Background: International normalized ratio (INR) is an in vitro blood test designed to measure the clotting time of blood. The INR represents the activity of several clotting factors including fibrinogen, prothrombin (factor II), factor V, factor VII, and factor X. As a global measure of coagulation, the INR is unable to delineate the contributions of individual clotting factors. The thrombotic effect of factor VII is considered to be of negligible importance compared to the activity of factor II and factor X. (1) Understanding the contribution of individual clotting factors to INR is crucial for the interpretation of non-steady-state INR values, such as those measured following warfarin overdose or when re-warfarinising a patient after surgery.
Aim: The aim of this work is to evaluate the sensitivity of INR to a reduction in individual clotting factors.

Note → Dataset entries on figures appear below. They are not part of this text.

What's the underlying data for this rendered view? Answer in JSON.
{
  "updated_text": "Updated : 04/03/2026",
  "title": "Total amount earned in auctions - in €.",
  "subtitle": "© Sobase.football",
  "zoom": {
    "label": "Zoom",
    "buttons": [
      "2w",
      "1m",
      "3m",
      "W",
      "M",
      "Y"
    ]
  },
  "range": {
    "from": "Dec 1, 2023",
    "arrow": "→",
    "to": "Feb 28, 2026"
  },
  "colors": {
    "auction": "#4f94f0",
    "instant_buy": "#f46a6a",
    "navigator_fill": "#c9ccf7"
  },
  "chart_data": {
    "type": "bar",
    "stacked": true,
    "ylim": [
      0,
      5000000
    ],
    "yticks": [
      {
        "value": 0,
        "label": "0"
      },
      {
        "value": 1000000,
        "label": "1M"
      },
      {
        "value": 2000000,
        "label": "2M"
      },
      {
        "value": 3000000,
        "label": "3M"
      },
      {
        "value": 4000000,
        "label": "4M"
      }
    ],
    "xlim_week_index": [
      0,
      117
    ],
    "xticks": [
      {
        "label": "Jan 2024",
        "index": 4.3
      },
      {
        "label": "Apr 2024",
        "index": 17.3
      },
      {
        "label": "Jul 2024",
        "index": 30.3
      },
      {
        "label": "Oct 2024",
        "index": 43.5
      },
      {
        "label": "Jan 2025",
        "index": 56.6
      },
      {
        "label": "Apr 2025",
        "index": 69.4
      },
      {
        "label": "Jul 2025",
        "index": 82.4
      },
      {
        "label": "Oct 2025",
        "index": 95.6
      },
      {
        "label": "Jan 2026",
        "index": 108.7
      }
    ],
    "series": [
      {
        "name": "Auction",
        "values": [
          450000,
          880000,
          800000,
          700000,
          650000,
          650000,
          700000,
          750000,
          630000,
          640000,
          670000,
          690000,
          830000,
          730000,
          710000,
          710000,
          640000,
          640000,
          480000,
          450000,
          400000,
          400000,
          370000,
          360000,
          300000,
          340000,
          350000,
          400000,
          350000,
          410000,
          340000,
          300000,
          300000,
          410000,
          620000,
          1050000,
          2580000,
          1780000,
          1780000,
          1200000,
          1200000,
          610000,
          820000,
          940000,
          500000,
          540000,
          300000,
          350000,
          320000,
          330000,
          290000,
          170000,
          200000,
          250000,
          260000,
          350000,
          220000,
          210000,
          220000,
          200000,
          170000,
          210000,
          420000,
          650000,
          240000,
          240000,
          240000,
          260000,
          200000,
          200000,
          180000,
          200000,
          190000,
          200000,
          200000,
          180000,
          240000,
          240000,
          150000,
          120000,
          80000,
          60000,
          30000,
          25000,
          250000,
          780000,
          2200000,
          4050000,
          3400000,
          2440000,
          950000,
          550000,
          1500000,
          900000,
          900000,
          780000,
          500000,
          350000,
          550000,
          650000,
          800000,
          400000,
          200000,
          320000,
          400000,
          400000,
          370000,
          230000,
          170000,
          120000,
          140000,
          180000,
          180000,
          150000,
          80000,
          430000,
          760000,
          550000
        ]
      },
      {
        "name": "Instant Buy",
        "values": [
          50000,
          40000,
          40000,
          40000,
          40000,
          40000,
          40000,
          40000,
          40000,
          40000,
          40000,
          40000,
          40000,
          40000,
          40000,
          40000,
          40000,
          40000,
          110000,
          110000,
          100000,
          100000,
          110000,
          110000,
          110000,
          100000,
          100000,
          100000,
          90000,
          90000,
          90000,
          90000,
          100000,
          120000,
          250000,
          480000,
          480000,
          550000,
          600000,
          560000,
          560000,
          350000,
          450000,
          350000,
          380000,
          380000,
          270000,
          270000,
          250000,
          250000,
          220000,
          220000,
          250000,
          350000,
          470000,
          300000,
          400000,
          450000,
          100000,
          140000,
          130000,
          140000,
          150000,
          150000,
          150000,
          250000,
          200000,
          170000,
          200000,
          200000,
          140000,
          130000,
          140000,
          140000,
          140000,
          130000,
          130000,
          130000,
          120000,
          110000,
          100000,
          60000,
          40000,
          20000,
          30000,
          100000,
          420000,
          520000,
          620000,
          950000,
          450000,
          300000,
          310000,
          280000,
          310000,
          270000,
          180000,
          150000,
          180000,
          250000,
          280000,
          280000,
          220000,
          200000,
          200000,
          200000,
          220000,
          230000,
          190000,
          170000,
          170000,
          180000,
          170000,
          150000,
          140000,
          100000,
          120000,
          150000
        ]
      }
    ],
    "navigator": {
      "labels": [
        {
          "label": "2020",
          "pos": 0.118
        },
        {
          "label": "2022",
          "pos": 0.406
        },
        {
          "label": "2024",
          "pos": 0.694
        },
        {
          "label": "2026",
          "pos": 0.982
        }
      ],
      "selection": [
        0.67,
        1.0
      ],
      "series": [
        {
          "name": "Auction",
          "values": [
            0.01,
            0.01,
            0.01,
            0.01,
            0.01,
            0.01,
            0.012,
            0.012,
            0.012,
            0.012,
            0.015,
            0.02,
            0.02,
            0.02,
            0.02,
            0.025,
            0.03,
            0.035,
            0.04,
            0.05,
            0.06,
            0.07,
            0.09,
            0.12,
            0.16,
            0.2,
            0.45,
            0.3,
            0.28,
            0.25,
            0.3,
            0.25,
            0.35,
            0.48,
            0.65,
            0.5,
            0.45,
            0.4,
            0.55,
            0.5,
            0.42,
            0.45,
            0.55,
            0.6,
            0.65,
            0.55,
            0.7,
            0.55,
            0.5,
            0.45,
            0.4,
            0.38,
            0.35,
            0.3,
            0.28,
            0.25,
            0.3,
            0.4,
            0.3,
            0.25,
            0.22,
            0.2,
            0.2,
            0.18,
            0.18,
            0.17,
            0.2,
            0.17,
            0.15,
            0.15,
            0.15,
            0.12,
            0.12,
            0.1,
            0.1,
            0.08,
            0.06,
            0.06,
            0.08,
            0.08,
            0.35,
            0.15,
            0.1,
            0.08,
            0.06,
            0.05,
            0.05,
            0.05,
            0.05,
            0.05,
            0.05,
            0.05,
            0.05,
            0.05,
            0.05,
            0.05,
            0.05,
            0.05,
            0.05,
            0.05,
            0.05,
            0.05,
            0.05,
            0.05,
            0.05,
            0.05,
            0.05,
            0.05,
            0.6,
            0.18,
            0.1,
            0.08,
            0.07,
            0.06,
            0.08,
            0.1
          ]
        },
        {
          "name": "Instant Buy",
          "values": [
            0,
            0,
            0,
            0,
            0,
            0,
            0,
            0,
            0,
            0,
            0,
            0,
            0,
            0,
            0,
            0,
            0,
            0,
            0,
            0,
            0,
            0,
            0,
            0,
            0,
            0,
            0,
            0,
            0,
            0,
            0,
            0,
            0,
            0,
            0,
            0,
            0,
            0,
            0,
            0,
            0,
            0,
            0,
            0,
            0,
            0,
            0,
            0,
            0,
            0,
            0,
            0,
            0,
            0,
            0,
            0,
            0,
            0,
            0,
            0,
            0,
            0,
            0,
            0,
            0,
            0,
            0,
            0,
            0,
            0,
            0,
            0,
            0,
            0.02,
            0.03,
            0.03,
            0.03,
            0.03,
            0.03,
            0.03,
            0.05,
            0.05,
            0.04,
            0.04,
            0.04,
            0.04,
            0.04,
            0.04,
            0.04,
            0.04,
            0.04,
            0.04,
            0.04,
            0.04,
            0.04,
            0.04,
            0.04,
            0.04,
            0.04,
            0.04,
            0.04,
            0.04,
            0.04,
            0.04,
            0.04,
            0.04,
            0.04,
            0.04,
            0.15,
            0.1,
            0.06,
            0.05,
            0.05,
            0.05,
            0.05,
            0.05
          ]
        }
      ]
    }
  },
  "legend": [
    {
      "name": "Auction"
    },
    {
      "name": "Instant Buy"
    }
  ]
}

Methods: A previously developed mathematical model of the coagulation network was used for deterministic simulations of INR. (2) A single clotting factor deficiency of the vitamin K-dependent clotting factors (factor II, factor VII, and factor X) was simulated one-at-a-time. Subsequently, multiple clotting factor deficiencies were simulated two-at-a-time and finally simulated using the clinical example of a patient initiated on warfarin therapy with reduced production of factor II, factor VII, and factor X, simultaneously. Local INR sensitivity was quantified by taking the partial derivative of INR with respect to the individual clotting factor concentration. Interactions between clotting factors that could lead to non-additivity were explored graphically by using isobolograms.
Results: The model simulations showed that the INR was sensitive to changes in factor II, factor VII, and factor X, with increasing sensitivity at low clotting factor levels. Time series of INR sensitivity for warfarin initiation suggested that the non-steady-state INR is most sensitive to changes in factor VII (maximum sensitivity ratio VII:II 2.3), followed by factor X (maximum sensitivity ratio X:II 1.4) and then factor II. In contrast, steady-state INR appeared to be equally sensitive to all clotting factors that were assessed (sensitivity ratio 1). Subsequent isobologram analysis showed that simultaneous reduction in two clotting factors was antagonistic in nature with respect to INR. Of clinical importance, it was demonstrated that INR can be driven by the clotting factor that is the most deficient (e.g. factor VII during warfarin initiation), which makes other clotting factor levels of limited additional relevance to changes in INR.
Conclusion: Non-steady-state INR is the most sensitive to variations in factor VII, followed by factor X and factor II, while steady-state INR is equally sensitive to these clotting factors. Factor VII is influential on non-steady-state INR despite reported playing a modest role in thrombosis. INR values may have different interpretations under steady state and non-steady state conditions.
1. Gudmundsdottir BR, Francis CW, Bjornsdottir AM, Nellbring M, Onundarson PT. Critical role of factors II and X during coumarin anticoagulation and their combined measurement with a new Fiix-prothrombin time. Thromb Res. 2012;130(4):674-81.
2. Wajima T, Isbister GK, Duffull SB. A comprehensive model for the humoral coagulation network in humans. Clin Pharmacol Ther. 2009;86(3):290-8.